Die 
  allgemeinen Voraussetzungen für den Wahlerfolg der Antisemiten
  Werner durchzog systematisch den Wahlkreis und hielt in den meisten Gemeinden 
  Versammlungen ab. Seine Agitation vermochte die latente Spannung zwischen Bauern 
  und kleinen Handwerkern einerseits und den jüdischen Händlern und 
  Geldverleihern andererseits zu aktualisieren. Die allgemeine Abneigung gegen 
  die Juden nutzten die Antisemiten aus, indem sie alle Interessen dieser Abneigung 
  unterordneten; die jüdische Minderheit (1895 = 1,6% der Bevölkerung 
  des Landkreises Hersfeld, % des LK Rotenburg, % des LK Hünfeld) aber konnte 
  bei ihrer geringen zahlenmäßigen Stärke keinen Einfluß 
  auf den Ausgang der Wahlen ausüben.
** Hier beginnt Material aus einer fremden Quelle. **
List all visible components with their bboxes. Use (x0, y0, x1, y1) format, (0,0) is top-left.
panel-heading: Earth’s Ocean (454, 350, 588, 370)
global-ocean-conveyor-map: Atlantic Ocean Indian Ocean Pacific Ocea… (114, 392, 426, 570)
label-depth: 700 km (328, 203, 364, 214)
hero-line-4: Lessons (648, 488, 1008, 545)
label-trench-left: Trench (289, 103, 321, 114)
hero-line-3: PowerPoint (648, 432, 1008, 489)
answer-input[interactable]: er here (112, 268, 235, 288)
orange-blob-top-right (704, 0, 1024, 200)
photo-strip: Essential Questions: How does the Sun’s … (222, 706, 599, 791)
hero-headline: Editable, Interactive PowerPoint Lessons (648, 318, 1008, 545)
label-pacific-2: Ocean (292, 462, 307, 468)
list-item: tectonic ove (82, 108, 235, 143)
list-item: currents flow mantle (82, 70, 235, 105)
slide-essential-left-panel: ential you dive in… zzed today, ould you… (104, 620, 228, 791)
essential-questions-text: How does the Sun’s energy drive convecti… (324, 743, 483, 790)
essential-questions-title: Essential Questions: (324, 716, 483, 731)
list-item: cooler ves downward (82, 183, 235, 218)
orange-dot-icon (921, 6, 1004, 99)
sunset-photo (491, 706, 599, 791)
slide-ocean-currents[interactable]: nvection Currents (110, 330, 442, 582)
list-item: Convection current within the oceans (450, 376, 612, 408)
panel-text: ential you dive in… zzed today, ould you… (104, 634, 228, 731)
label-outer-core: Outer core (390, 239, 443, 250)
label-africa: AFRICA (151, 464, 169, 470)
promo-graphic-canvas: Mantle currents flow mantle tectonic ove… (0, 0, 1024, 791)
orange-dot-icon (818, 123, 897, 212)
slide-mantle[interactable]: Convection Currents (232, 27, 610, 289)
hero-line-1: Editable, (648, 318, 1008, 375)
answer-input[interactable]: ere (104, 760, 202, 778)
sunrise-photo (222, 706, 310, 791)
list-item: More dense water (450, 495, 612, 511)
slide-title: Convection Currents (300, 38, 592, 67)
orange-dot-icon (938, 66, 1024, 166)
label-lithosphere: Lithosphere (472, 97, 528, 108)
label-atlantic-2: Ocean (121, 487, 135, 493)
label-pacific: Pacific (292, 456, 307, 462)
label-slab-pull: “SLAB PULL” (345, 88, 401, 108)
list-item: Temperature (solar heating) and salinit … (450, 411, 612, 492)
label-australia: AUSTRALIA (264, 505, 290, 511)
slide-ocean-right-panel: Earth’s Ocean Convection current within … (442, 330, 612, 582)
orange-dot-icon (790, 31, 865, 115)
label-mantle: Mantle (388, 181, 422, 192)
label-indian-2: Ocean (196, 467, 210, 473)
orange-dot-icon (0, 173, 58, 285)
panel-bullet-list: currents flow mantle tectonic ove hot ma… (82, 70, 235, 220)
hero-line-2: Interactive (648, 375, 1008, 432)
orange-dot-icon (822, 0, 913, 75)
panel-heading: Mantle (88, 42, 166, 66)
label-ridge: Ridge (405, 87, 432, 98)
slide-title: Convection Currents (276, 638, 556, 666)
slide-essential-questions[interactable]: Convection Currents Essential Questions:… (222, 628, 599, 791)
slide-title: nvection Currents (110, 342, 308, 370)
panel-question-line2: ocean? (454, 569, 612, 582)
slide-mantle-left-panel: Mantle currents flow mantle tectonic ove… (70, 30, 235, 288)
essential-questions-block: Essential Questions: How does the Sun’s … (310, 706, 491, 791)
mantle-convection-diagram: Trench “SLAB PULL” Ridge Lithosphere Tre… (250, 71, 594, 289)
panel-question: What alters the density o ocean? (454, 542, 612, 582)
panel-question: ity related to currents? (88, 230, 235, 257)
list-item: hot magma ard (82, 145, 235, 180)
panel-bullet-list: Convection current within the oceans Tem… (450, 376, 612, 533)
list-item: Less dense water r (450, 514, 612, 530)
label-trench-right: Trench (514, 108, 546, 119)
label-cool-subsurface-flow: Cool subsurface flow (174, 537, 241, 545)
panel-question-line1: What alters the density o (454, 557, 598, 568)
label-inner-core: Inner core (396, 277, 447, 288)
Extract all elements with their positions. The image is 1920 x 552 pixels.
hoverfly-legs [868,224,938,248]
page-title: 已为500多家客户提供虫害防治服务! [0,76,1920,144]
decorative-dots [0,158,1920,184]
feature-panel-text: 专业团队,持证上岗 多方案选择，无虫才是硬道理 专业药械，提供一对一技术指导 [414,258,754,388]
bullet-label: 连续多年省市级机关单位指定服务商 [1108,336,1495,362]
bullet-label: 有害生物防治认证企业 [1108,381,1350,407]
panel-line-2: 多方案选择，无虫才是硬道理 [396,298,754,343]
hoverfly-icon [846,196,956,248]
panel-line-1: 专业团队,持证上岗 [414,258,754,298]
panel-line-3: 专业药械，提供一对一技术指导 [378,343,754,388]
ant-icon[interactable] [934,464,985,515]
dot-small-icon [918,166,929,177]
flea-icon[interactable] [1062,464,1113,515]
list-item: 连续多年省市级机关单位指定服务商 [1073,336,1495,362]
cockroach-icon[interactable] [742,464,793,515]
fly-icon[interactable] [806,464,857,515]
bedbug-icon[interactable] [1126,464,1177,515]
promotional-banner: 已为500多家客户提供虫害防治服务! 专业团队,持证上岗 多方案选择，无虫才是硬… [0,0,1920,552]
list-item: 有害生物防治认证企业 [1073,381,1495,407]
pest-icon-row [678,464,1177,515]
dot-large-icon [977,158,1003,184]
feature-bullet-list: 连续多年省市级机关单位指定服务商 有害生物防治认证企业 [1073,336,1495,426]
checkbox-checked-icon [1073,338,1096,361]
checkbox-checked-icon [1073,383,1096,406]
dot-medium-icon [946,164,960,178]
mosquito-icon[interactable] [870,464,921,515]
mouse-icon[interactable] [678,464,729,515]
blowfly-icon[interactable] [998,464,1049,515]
Begünstigt wurde Werners Agitation 
  durch die allgemeine landwirtschaftliche Krise: Verschuldung, ungünstige 
  Betriebsstruktur, schlechte Ernteaussichten, niedrige Preise. "Ganz unverkennbar, 
  daß in der Bevölkerung eine allgemeine Mißstimmung herrscht", 
  meldete der Hersfelder Landrat in seinem Vierteljahresbericht an den Regierungspräsidenten 
  vom 30. 8. 1893. Verantwortlich dafür machte der Landrat "die allgemeinen 
  Zustände, wie sie sich unter dem Einfluß der sogenannten liberalen 
  Ära und den Folgen der Gesetzgebung jener Zeit entwickelt haben". 
  Vor allem jene Bevölkerungsteile, die sich im neuen Reich nicht mehr bzw. 
  noch nicht zu Hause fühlten, ließen sich durch die antisemitische 
  Agitation ansprechen. "Es waren vorkapitalistische Schichten, die ihre 
  gesellschaftliche Stellung und kulturelle Tradition bedroht sahen.", wie 
  W. Massing (1959, S. 8) formuliert. Dazu zählten in erster Linie die Handwerker, 
  kleine Unternehmer, mittlere Beamte, Angestellte und vor allem die kleinen und 
  mittleren Bauern, also der ökonomisch schlechter gestellte Teil des Mittelstandes. 
  Das ausweglose Kleinbürgertum flüchtet vor der sachlichen Interpretation 
  der wirtschaftlichen Entwicklung, die ihm ungünstig ist, in eine Scheininterpretation, 
  die ihm Erfolg verspricht, indem sie ihm erlaubt, statt des abstrakten Kapitals 
  den konkreten Juden anzugreifen", wie es Eva Reichmann in ihrem Buch Flucht 
  in den Haß (1956, S. 69) formuliert. In den Juden glaubte man aber nicht 
  nur die Ursache für die Bedrohung seiner sozialen Sicherheit und seines 
  sozialen Status, sondern auch für die Bedrohung von Staat und Gesellschaft 
  gefunden zu haben. Dieses Bild "des Juden" hatte mit seiner tatsächlichen 
  Rolle in der Gesellschaft kaum etwas gemein, sondern kam einem Mythos gleich.